It is time we looked back at the past month to update our data. Since we initiated social distancing in mid March, and then the Colorado Stay-at-Home order in late March and subsequent mask use, what has happened to Covid-19, and what about symptoms? other viruses, the geographic spread? Hold on to your hats. This is all UCHealth data from our Slicer de-identified data tool.
- Virtual visits are up, and stable at about 4000 visits a day. In person visits are way down from baseline in early March. Overall visit volume is way down, as it is for most health organizations right now. As Colorado starts to ease restrictions from “Stay at Home” to “Safer at Home”, we will see what comes next. Regardless, there will be repercussions from this some time to come.

2. Covid RNA testing is up (not enough), supplies for testing are short nationally, and unlikely to change quickly. The state is ramping up, and we all agree that widespread community testing is critical to safely opening up restrictions. Furthermore, antibody testing, although everyone’s working hard on this, is still not ready for prime time; the accuracy of the tests (false positive, false negative rates) are still too high to be trusted.

3. Cough, Fever, Shortness of Breath, Diarrhea is all decreasing as we reach the end of the worst virus seasons. What does this mean about Covid? Of course, mixed in, is the decrease in visits overall. This curve is worth watching over time as the state “opens up.”

4. Where is the spread across 12 hospitals. University of Colorado Hospital on the far right, Greeley Medical Center on the far left. The higher bumps in the middle are for Poudre Valley, Medical Center of the Rockies, Memorial North, Memorial Central. Some of our hospitals are seeing very little. Interesting regional variation. We are also intentionally protecting some of our hospitals to be Covid-free as much as possible, in case of future surge demand.

5. What about ICD10 diagnoses by docs? You may know that CMS published an new set of ICD10 codes (international classification of disease, version 10) that contain Covid-19: including: Confirmed Covid, Suspected Covid, Exposure to Covid, etc. Grouping them into Confirmed versus Suspected, here’s what you get in our visits since March (orange: suspected, blue: confirmed). This is a reflection of the scarcity of testing. Again, interesting to see where this goes. NOTE: The last down-tick on the orange may be due to counting a partial-week in the data.

So what do we learn?
A. We need more testing to figure out what the community prevalence is.
B. Virtual visits, even scalable at 20x previous volume, will not save the day.
C. Social distancing and stay-at-home are followed quickly by a dramatic reduction of Covid-like symptoms seen in clinics.

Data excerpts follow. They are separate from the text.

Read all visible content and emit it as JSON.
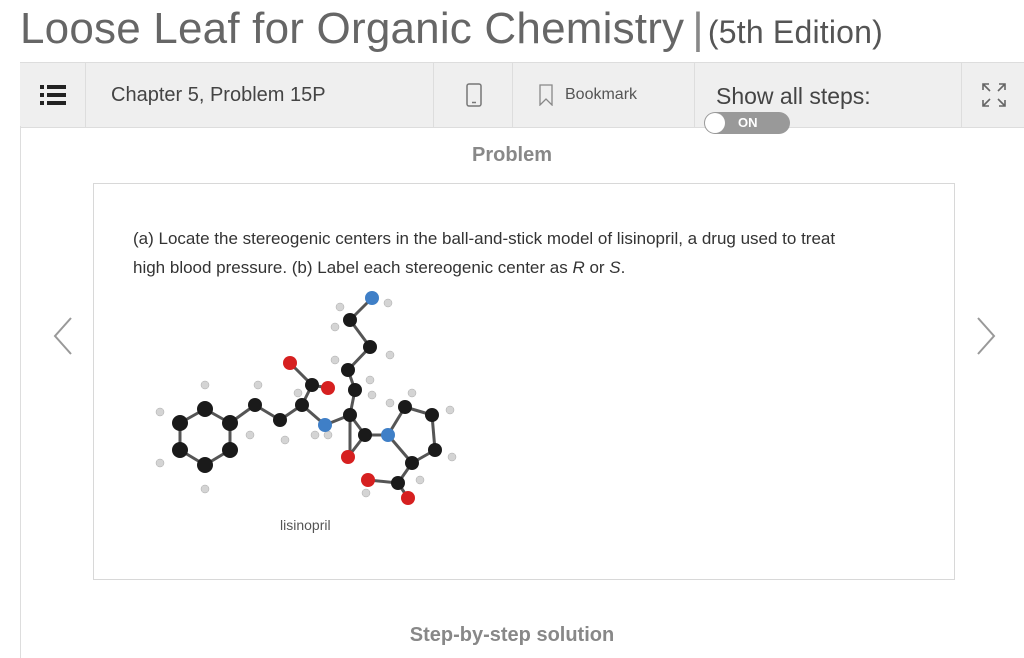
{
  "book": {
    "title": "Loose Leaf for Organic Chemistry",
    "separator": "|",
    "edition": "(5th Edition)"
  },
  "toolbar": {
    "toc_icon": "list-icon",
    "chapter_label": "Chapter 5, Problem 15P",
    "mobile_icon": "mobile-phone-icon",
    "bookmark_icon": "bookmark-icon",
    "bookmark_label": "Bookmark",
    "steps_label": "Show all steps:",
    "toggle_label": "ON",
    "expand_icon": "expand-icon"
  },
  "problem": {
    "heading": "Problem",
    "line1": "(a) Locate the stereogenic centers in the ball-and-stick model of lisinopril, a drug used to treat",
    "line2_a": "high blood pressure. (b) Label each stereogenic center as ",
    "line2_r": "R",
    "line2_or": " or ",
    "line2_s": "S",
    "line2_end": ".",
    "molecule_label": "lisinopril"
  },
  "solution": {
    "heading": "Step-by-step solution"
  },
  "nav": {
    "prev_icon": "chevron-left-icon",
    "next_icon": "chevron-right-icon"
  },
  "colors": {
    "carbon": "#1a1a1a",
    "hydrogen": "#d4d4d4",
    "oxygen": "#d62020",
    "nitrogen": "#3f7fc7",
    "toggle": "#999999"
  }
}
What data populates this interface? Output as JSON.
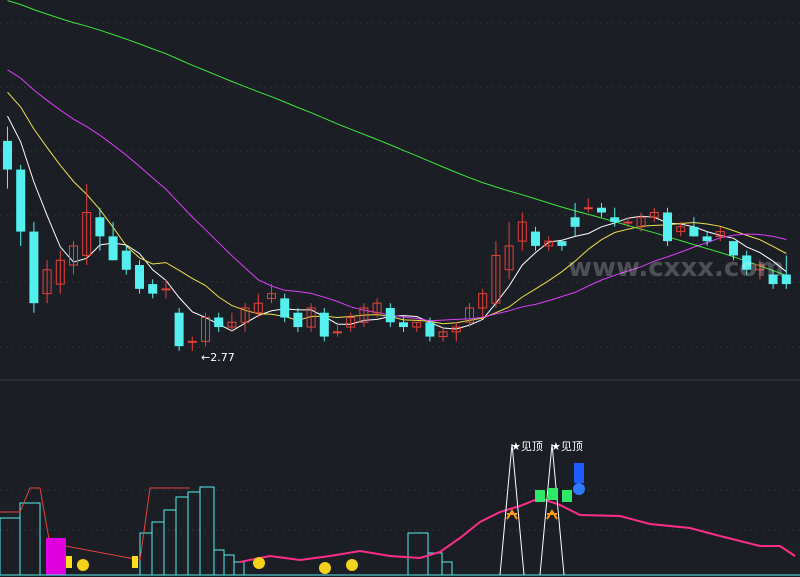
{
  "watermark": "www.cxxx.com",
  "chart_data": [
    {
      "type": "candlestick",
      "panel": "main",
      "annotations": {
        "low_label": "←2.77",
        "low_value": 2.77
      },
      "colors": {
        "up": "#e8413a",
        "down": "#54f0f0",
        "grid": "#2c313b",
        "ma5": "#ffffff",
        "ma10": "#f0e04a",
        "ma20": "#e03cff",
        "ma60": "#3ce63c"
      },
      "candles": [
        [
          3.22,
          3.25,
          3.12,
          3.16
        ],
        [
          3.16,
          3.17,
          3.0,
          3.03
        ],
        [
          3.03,
          3.05,
          2.86,
          2.88
        ],
        [
          2.9,
          2.97,
          2.88,
          2.95
        ],
        [
          2.92,
          2.99,
          2.9,
          2.97
        ],
        [
          2.96,
          3.01,
          2.94,
          3.0
        ],
        [
          2.98,
          3.13,
          2.96,
          3.07
        ],
        [
          3.06,
          3.08,
          2.99,
          3.02
        ],
        [
          3.02,
          3.05,
          2.97,
          2.97
        ],
        [
          2.99,
          3.0,
          2.94,
          2.95
        ],
        [
          2.96,
          2.97,
          2.9,
          2.91
        ],
        [
          2.92,
          2.93,
          2.89,
          2.9
        ],
        [
          2.91,
          2.93,
          2.89,
          2.91
        ],
        [
          2.86,
          2.87,
          2.78,
          2.79
        ],
        [
          2.8,
          2.81,
          2.78,
          2.8
        ],
        [
          2.8,
          2.86,
          2.79,
          2.85
        ],
        [
          2.85,
          2.86,
          2.82,
          2.83
        ],
        [
          2.83,
          2.86,
          2.82,
          2.84
        ],
        [
          2.84,
          2.88,
          2.82,
          2.87
        ],
        [
          2.86,
          2.9,
          2.85,
          2.88
        ],
        [
          2.89,
          2.92,
          2.88,
          2.9
        ],
        [
          2.89,
          2.9,
          2.84,
          2.85
        ],
        [
          2.86,
          2.87,
          2.82,
          2.83
        ],
        [
          2.83,
          2.88,
          2.82,
          2.87
        ],
        [
          2.86,
          2.87,
          2.8,
          2.81
        ],
        [
          2.82,
          2.84,
          2.81,
          2.82
        ],
        [
          2.83,
          2.86,
          2.82,
          2.85
        ],
        [
          2.84,
          2.88,
          2.83,
          2.87
        ],
        [
          2.86,
          2.89,
          2.85,
          2.88
        ],
        [
          2.87,
          2.88,
          2.83,
          2.84
        ],
        [
          2.84,
          2.85,
          2.82,
          2.83
        ],
        [
          2.83,
          2.84,
          2.82,
          2.84
        ],
        [
          2.84,
          2.85,
          2.8,
          2.81
        ],
        [
          2.81,
          2.83,
          2.8,
          2.82
        ],
        [
          2.82,
          2.84,
          2.8,
          2.83
        ],
        [
          2.84,
          2.88,
          2.83,
          2.87
        ],
        [
          2.87,
          2.91,
          2.85,
          2.9
        ],
        [
          2.88,
          3.01,
          2.87,
          2.98
        ],
        [
          2.95,
          3.05,
          2.93,
          3.0
        ],
        [
          3.01,
          3.07,
          2.99,
          3.05
        ],
        [
          3.03,
          3.04,
          2.99,
          3.0
        ],
        [
          3.0,
          3.02,
          2.99,
          3.01
        ],
        [
          3.01,
          3.01,
          2.99,
          3.0
        ],
        [
          3.06,
          3.09,
          3.02,
          3.04
        ],
        [
          3.08,
          3.1,
          3.07,
          3.08
        ],
        [
          3.08,
          3.09,
          3.06,
          3.07
        ],
        [
          3.06,
          3.08,
          3.04,
          3.05
        ],
        [
          3.05,
          3.06,
          3.04,
          3.05
        ],
        [
          3.04,
          3.07,
          3.03,
          3.06
        ],
        [
          3.06,
          3.08,
          3.05,
          3.07
        ],
        [
          3.07,
          3.08,
          3.0,
          3.01
        ],
        [
          3.03,
          3.05,
          3.02,
          3.04
        ],
        [
          3.04,
          3.06,
          3.02,
          3.02
        ],
        [
          3.02,
          3.03,
          3.0,
          3.01
        ],
        [
          3.02,
          3.04,
          3.01,
          3.03
        ],
        [
          3.01,
          3.01,
          2.97,
          2.98
        ],
        [
          2.98,
          2.99,
          2.94,
          2.95
        ],
        [
          2.95,
          2.97,
          2.93,
          2.96
        ],
        [
          2.94,
          2.95,
          2.91,
          2.92
        ],
        [
          2.94,
          2.98,
          2.91,
          2.92
        ]
      ]
    },
    {
      "type": "histogram",
      "panel": "indicator",
      "annotations": [
        {
          "text": "★见顶"
        },
        {
          "text": "★见顶"
        }
      ]
    }
  ]
}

BUT, be careful of conclusions: social distancing could also have affected the USUAL winter virus spread, OR patients are not choosing to be seen, OR the virus is mutating into a less severe form, OR distancing policies might really be working. Wouldn’t you like to know which it is?
D. ICD10 codes are being used in our clinics! But the trends don’t mean anything yet. It might be promising that “suspect Covid” codes are growing more slowly.
F. Covid is going strong into the late Spring (wasn’t it supposed to evaporate magically likes SARS CoV-1? That outbreak in 2003 largely evaporated by late May, early June). Covid-19 (more accurately, SARS CoV-2) is going strong and is likely to behave quite differently, not a good sign for us humans.
PREVIEW OF NEXT POST: How does testing for OTHER VIRUSES compare to COVID testing results in the late winter/spring? and what does Hemoglobin testing teach us about Covid-19?
CMIO’s take? The lessons from Pandemic are numerous and they just keep coming. Be sure to take a break, and take care of yourself. Don’t worry, I’ll be back soon.